Ada momen-momen dalam hidup yang tiba seperti lembaran kenangan yang terbang tertiup angin, mengingatkan kita pada masa-masa yang hampir terlupakan. Setelah lebih dari 20 tahun, kesempatan langka ini membawa saya kembali ke Amuntai, kota kecil yang dulu menjadi saksi masa remaja penuh tawa dan petualangan. Pertemuan kali ini di 6 Degrees Cafe, Jl. Patmaraga, Kebun Sari, Amuntai, mempertemukan saya kembali dengan sahabat-sahabat lama dari SMA Negeri 1 Amuntai. Mereka yang hampir setiap hari masih bisa bertemu dan bertukar cerita di kota ini, sementara saya, yang pergi jauh bertahun-tahun, baru kali ini kembali dan berkumpul lagi. Waktu telah berjalan, tetapi ada rasa hangat yang tetap sama, meski kini kami duduk dengan wajah yang telah berubah—garis-garis halus menghiasi sudut mata, rambut mulai beruban, dan cerita hidup yang berlapis lebih dalam.

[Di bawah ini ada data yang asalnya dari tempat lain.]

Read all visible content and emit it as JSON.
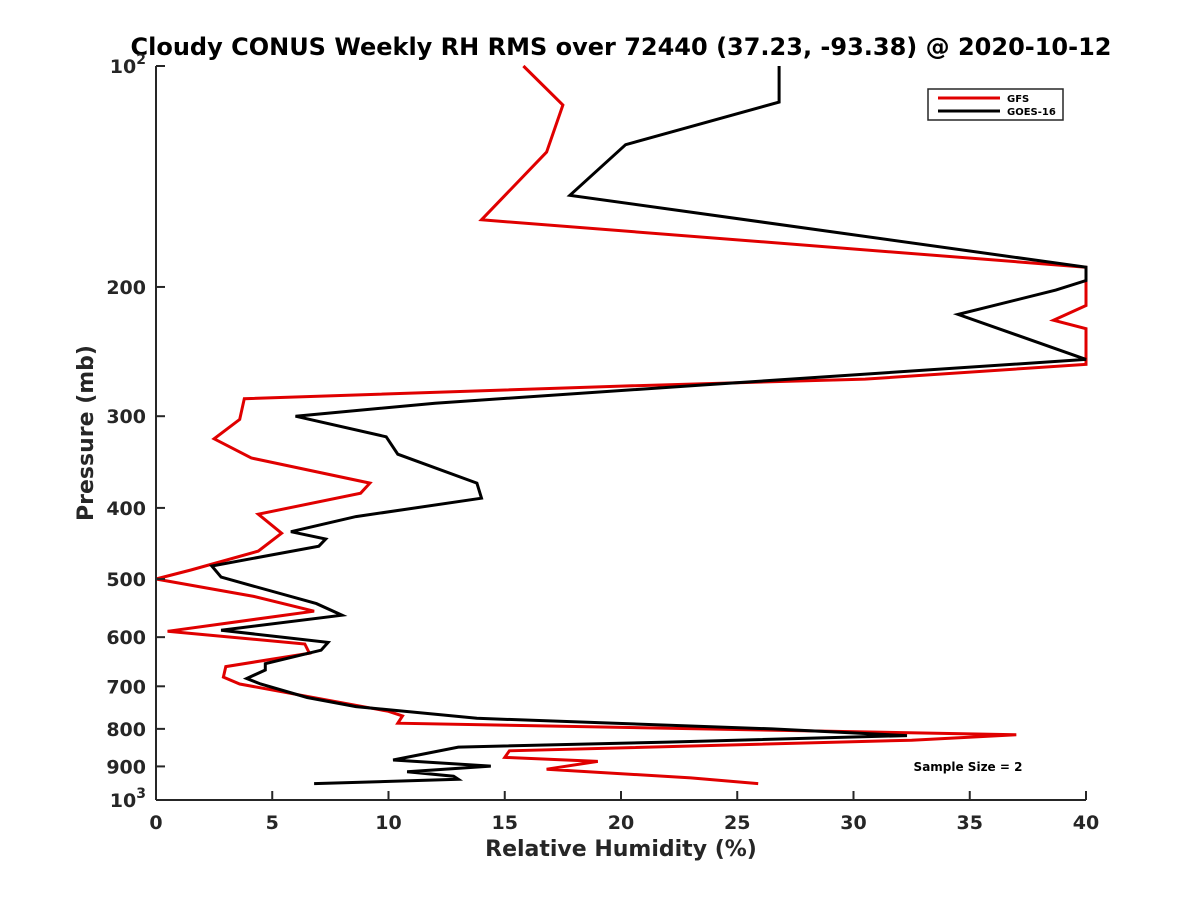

Di antara secangkir kopi hangat dan suasana sore yang menenangkan, tawa dan canda kami mengisi kafe itu seperti tak ada yang berubah. Mereka, yang tinggal di Amuntai dan kerap bertemu, telah melanjutkan cerita-cerita mereka, sementara saya menjadi pendengar, mencoba mengejar ketinggalan, menikmati cerita tentang keluarga, pekerjaan, dan kehidupan mereka di kota ini. Ada keakraban yang berbeda di antara mereka—keintiman kecil yang terjalin dalam kebersamaan sehari-hari, yang terasa hangat dan mengundang, namun juga menyadarkan saya bahwa waktu memang tak pernah benar-benar berhenti.
Dalam percakapan kami, muncul topik tentang usia—sebuah konsep yang dulu terasa jauh, tapi kini nyata. Kami berbicara tentang usia kronologis dan usia biologis, dua hal yang kini menjadi refleksi hidup kami masing-masing. Usia kronologis, tentu saja, adalah angka di KTP, yang tak bisa dicegah bertambah setiap tahun. Namun, usia biologis—bagaimana kondisi tubuh dan kesehatan kita—itu adalah hasil dari pilihan-pilihan hidup yang telah kita buat selama ini. Teman-teman saya, yang rutin berkumpul dan mendukung satu sama lain dalam kebiasaan sehat seperti olahraga atau aktivitas fisik, tampak lebih bugar dibanding saya yang hidup di kota besar dengan pola hidup yang mungkin tak seimbang.
“Usia kita sama, tapi rasanya tubuh mulai memberi tanda protes,” canda salah satu teman saya, disambut tawa yang lain. Ini bukan sekadar gurauan; di balik tawa itu ada refleksi bahwa pilihan hidup yang kita buat hari ini akan terlihat esok. Menurut teori tentang usia biologis, tubuh kita mencatat setiap pengalaman dan kebiasaan yang kita lakukan, mulai dari makanan yang kita konsumsi hingga aktivitas fisik yang kita lakukan sehari-hari. Usia biologis bisa berbeda jauh dari usia kronologis, tergantung dari seberapa baik kita merawat diri kita. Teman saya yang rajin berolahraga dan menjaga pola makan dengan baik tampak lebih sehat dan energik, sementara yang lain mulai merasakan efek usia pada punggung atau lutut mereka.
Percakapan ini membawa saya pada refleksi yang dalam, bahwa meski saya mungkin tinggal jauh dari mereka, waktu telah mengajarkan banyak hal serupa kepada kami semua. Setiap tawa sore itu adalah jalinan kenangan yang membawa kami kembali ke masa SMA, di mana usia hanyalah angka dan tubuh seakan tak mengenal lelah. Kini, kami berbicara dengan kebijaksanaan baru, tentang bagaimana menjalani hidup yang lebih bijaksana, karena kami sadar bahwa kesehatan adalah investasi jangka panjang.
Sebelum kami berpisah, mereka mengingatkan saya untuk tidak menunggu terlalu lama untuk kembali berkumpul. Mereka, yang bertemu hampir setiap hari di Amuntai, berjanji akan selalu ada ketika saya ingin kembali. Dalam hati, saya merasa beruntung masih memiliki sahabat-sahabat yang seperti keluarga—tempat kembali, meski waktu dan jarak kerap memisahkan kami.
Sore itu di 6 Degrees Cafe, kami mengerti bahwa waktu memang berlalu, tetapi persahabatan sejati tak pernah pudar. Di sini, dalam tawa dan kenangan, kami menemukan kembali makna kebersamaan, bahwa usia hanyalah angka, sementara hati yang saling terhubung akan selalu remaja.